Q. What is a typical work day like for you?

A.One day is often different from the next because I hold a variety of responsibilities. I am a faculty member at UNM so I am often teaching. I teach public health courses at both the baccalaureate level and graduate level as well as a research methods course, which is part of the public health curriculum. We started a faculty practice clinic through the Dental Hygiene Department at UNM to increase access to care in the surrounding areas. I practice in this public health clinic 1 day to 2 days a week. As the author of two textbooks, I do a lot of writing as well.


Karen B. Williams, RDH, PhD

Karen B. Williams, RDH, PhD, is professor and director of the Clinical Research Center at the UMKC School of Dentistry. In addition to teaching and research, Williams has been active in clinical dental hygiene for more than 38 years and in clinical research for 24 years. Her areas of specialization include research design and statistics, educational methods, dental product efficacy, and health outcomes research.

Williams has been involved in numerous federally funded multidisciplinary educational projects including the Geriatric Oral Health Promotion and Education Project, the Great Plains Geriatric Education Center Grant, and the Partnership in Health Promotion Grant. She is the statistician/ methodologist for four National Institutes of Health (NIH)-funded projects including: effectiveness of motivational interviewing for HIV adherence; effectiveness of Sutherlandia, a South African indigenous phytotherapy treatment for HIV; and use of motivational interviewing for smoking cessation.

Q. What aspect of your career makes you want to jump out of bed in the morning and get started?

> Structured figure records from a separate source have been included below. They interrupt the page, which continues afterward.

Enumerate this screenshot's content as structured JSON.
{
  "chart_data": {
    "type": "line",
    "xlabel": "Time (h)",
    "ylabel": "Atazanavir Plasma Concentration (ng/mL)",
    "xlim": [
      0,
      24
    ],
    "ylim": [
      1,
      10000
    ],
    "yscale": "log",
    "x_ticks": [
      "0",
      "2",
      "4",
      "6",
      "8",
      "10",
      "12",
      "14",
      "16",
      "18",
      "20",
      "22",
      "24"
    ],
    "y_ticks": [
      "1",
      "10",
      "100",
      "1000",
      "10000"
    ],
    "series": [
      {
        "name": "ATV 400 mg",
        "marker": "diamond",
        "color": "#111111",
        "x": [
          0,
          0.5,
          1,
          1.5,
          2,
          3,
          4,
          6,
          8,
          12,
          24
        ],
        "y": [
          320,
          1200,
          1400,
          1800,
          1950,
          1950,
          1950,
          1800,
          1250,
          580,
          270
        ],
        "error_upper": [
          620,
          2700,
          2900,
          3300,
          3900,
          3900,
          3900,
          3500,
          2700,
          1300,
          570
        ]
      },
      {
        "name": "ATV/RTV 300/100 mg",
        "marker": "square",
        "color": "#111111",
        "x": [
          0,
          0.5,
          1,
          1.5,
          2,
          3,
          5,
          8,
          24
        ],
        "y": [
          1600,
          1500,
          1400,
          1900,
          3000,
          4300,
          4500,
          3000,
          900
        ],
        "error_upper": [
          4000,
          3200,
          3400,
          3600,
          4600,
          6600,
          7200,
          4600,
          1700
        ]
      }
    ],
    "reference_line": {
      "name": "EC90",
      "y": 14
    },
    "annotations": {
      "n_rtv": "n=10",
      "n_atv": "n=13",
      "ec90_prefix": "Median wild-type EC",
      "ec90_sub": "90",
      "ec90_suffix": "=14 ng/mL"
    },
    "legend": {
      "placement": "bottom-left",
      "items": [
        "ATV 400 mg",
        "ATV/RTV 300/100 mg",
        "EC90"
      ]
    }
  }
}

A. As a child I loved treasure hunts. Conducting oral health research is like going on a treasure hunt because you’re always looking at clues along the way and those clues guide you to the next decision. At some point, those decisions lead you to better understand the constructs you are investigating. I love that. Research is really quite fun if the subject is an area you’re interested in and if you’re working with the right people.

One of the keys to research is having a wonderful, collaborative, and collegial group with whom to work. Research is not an isolated endeavor by any stretch of the imagination. With clinical research and human populations, it takes a team to get the research right when you’re dealing with complex human questions.

Q. When you were first considering a career did you know you wanted to enter the research field?

A.When I graduated from high school, the opportunities for women professionally were very limited. I had a girlfriend who worked in a dental office after school and she recommended me to take her place after she graduated. After working in this practice for a year, I decided I wanted to be a dentist. In the late 1960s not many women were accepted into dental school and I was advised against even trying so I decided to focus on dental hygiene instead. I received my dental hygiene degree from Ohio State University and practiced for many years after which I thought I should continue my education. So I attended UMKC and received a master’s degree and was hired on as an educator, which I loved. But I was lucky enough to be teamed up with Adele Everhart, RDH, MS, who was then one of the most preeminent dental hygienists in the United States. She took me under her wing and encouraged me to go into research. When she left, I took her job. This was the beginning of my career in research.

From Dimensions of Dental Hygiene. December 2009; 7(12): 16.